There are way too many black hats on the Internet to assume what you are reading is as it was when it was originally written. Of course, most people really don’t understand the actual costs of keeping a large web site – even a "locked" archive is not to be 100% trusted to last over time or be accurate.
Let’s talk about the precursor of the World Wide Web – GOPHER. Almost all of the information that was on GOPHER is gone. It is simply gone. There is no way to get it back without someone recreating the data. It is not stored anywhere. Some of Usenet News is like this as well. Depending on who was administering the group, there may or may not be archives that can be retrieved to look at how that particular group developed over time. I see no reason to think the current web and social networking sites won’t go the same route. Will there be exceptions? Of course! There are always exceptions, but probably about 90% of what is currently online is simply going to disappear over time due to anything from no money, censorship, technology fade, or other factors.
There is another issue that affects ephemera – and electronic media even more so. The noise issue. In information theory, there is an idea that the more information (signals) there is (are) the harder it is to find your specific information (specific signal). Without doing very specific things technologically a signal will be lost. Search engines (and their underlying algorithms) are the current method for finding information and filtering through the noise. As these change over time – and they are constantly being refined – much of what is currently considered "hot" or "important" to retrieve is going to be "unfindable" due to the noise around the item.
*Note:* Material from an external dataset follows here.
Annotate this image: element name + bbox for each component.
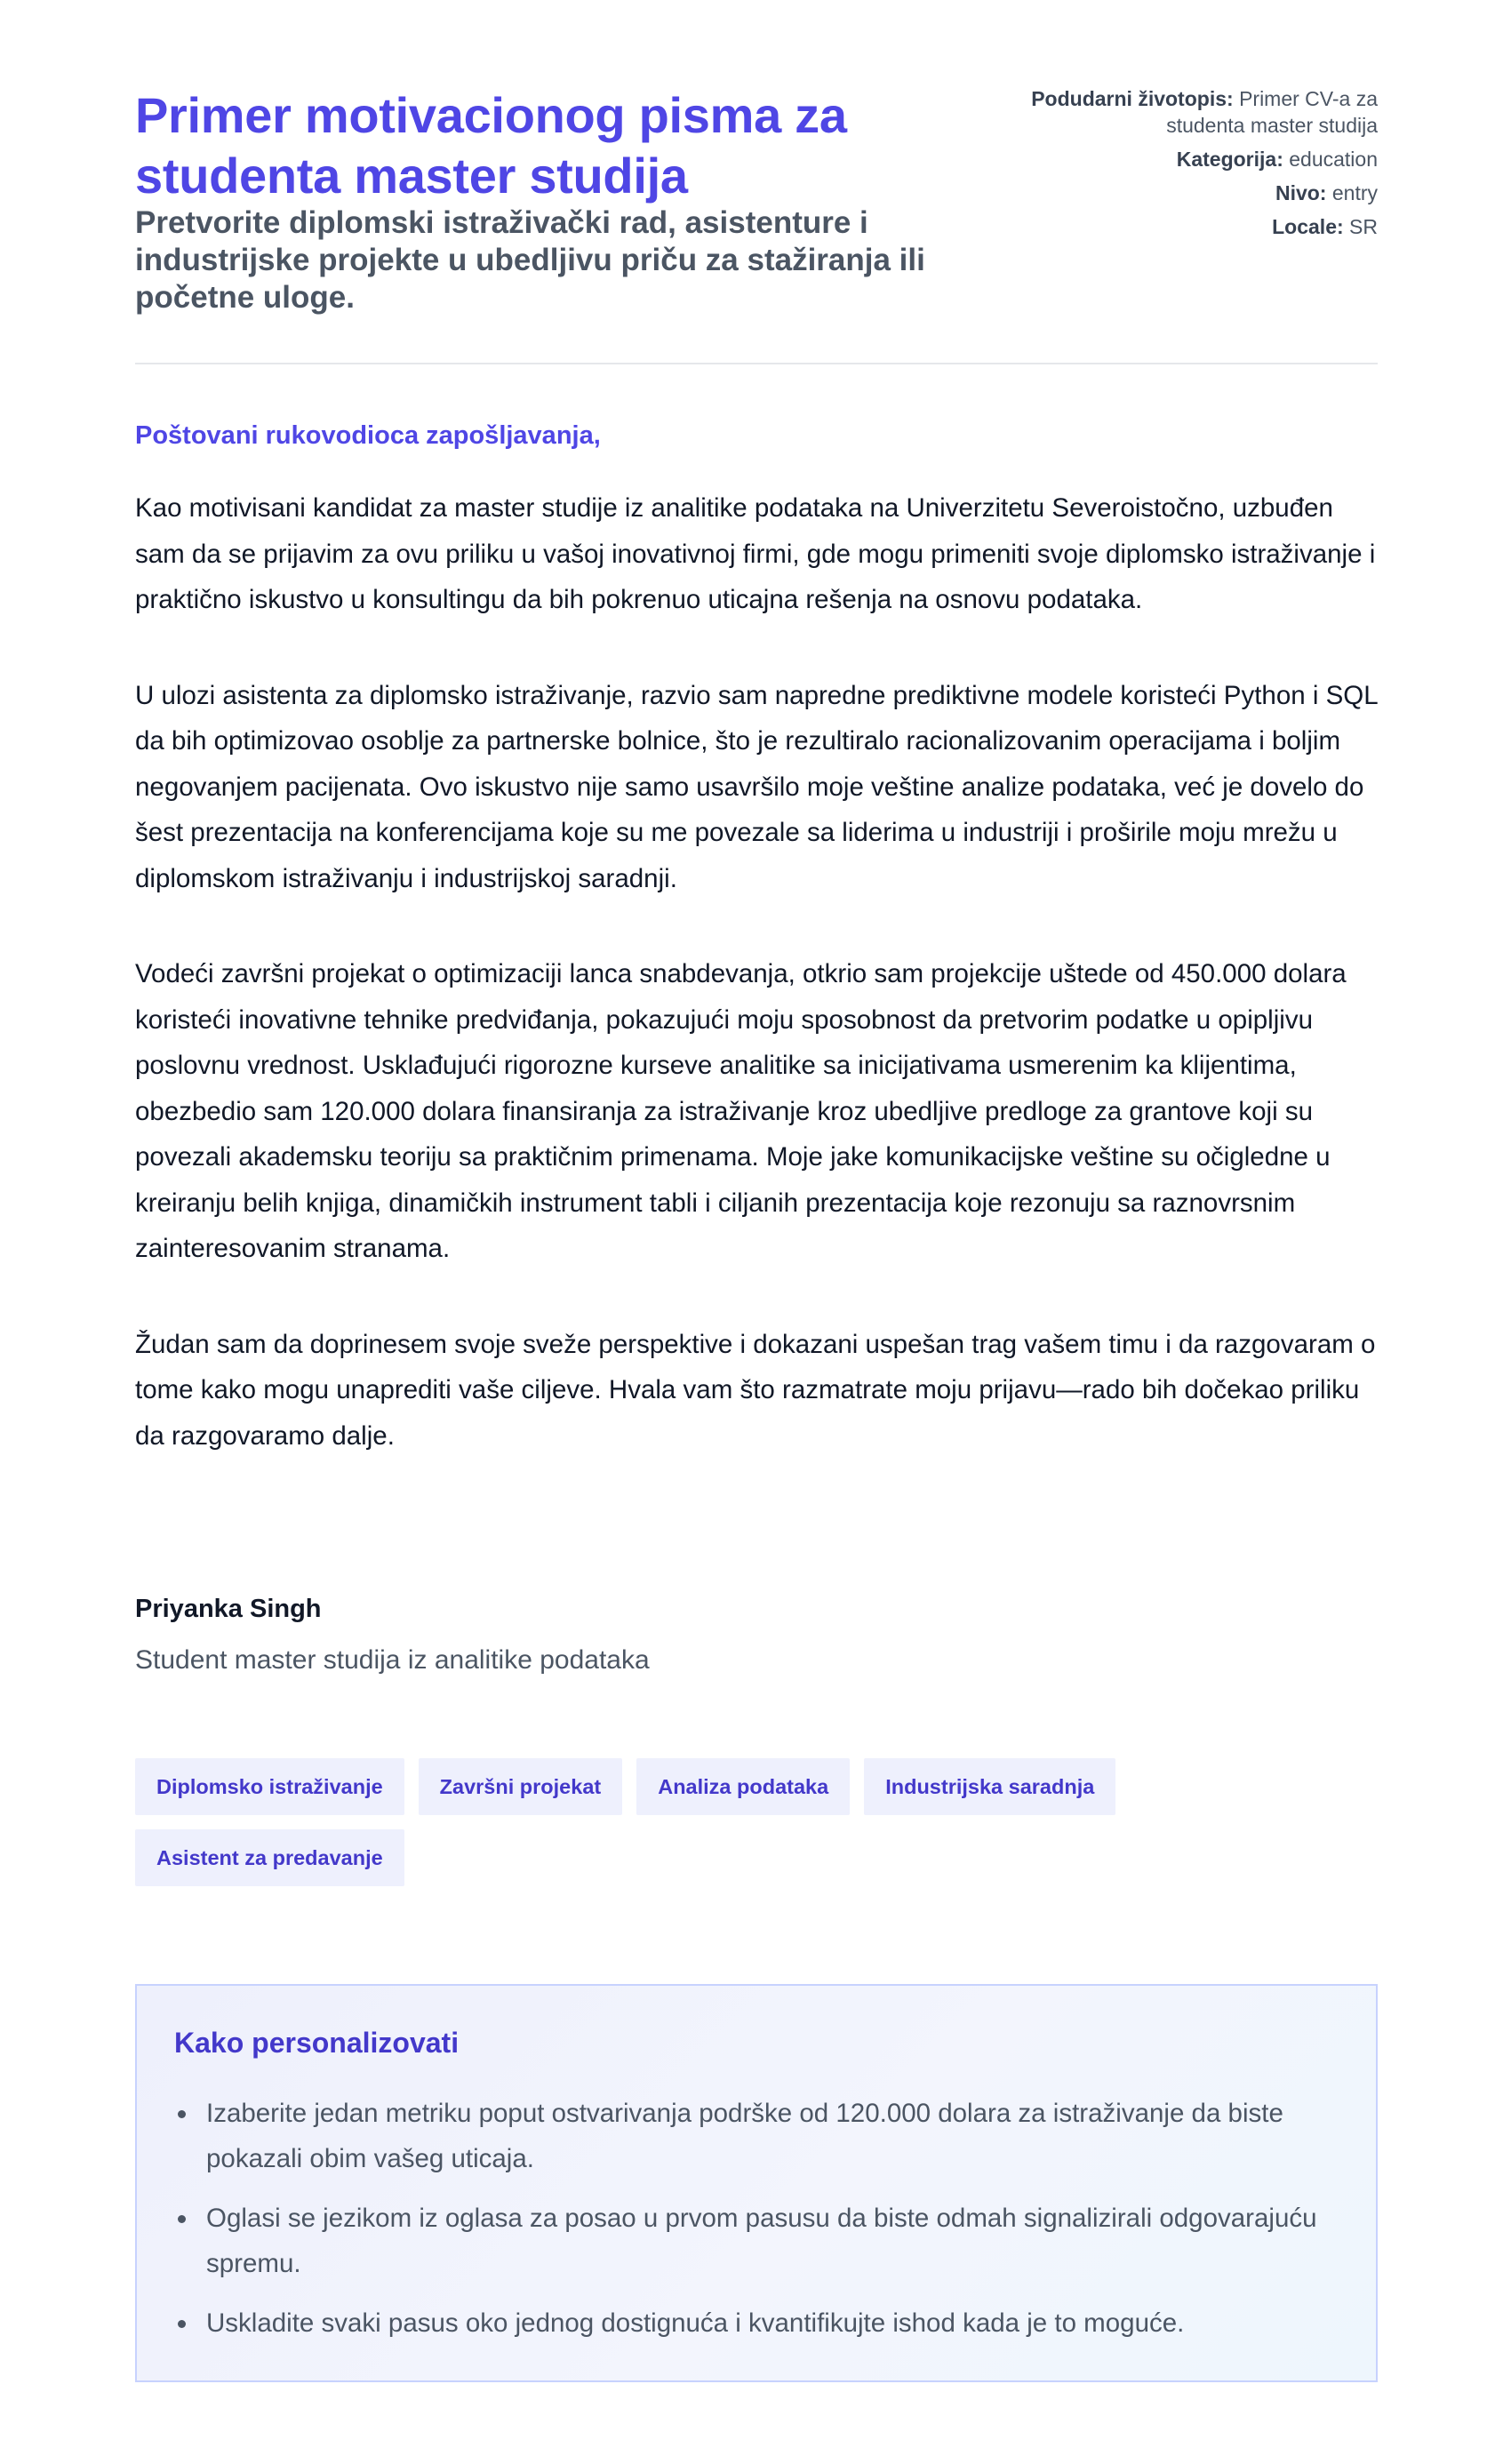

It already happens in the print world. This is why librarians developed controlled vocabularies – a taxonomy is a very specific type of classification scheme that will soon be irrelevant to Internet information. Taxonomies are always hierarchical and the Internet is more like the Memex machine of Vannevar Bush.
Never heard of Vannevar Bush? Well, without his theories there would be no Internet. He proposed a machine that would allow a researcher to connect all the different realms of data together. It was a sort of word association. You know the experience where you start searching for one term and then end up searching for another term that really has nothing to do with what you were originally looking up? Well, that is what he hypothesized. Do you know what happens over time? Everything becomes connected to everything else. This makes the associations useless because you can no longer find the information. Because most social networking sites such as blogs and the like tend to be under the radar of the folks trying to preserve information over time, most of that is going to get lost in the noise.
In summary, technology changes, information storage costs money that can dry up, sites can be corrupted, sites/technologies can be abandoned, information is lost to the overall "noise", and it can even be censored (yes, I know about "rerouting information, it doesn’t always work.) So, after this long, somewhat (hopefully) coherent rant, I hope you understand why I laugh when I hear that whatever you write on the Internet is there forever. As the saying goes, "There is nothing new under the sun, " and the Internet is just publishing (including ephemera) under a new guise.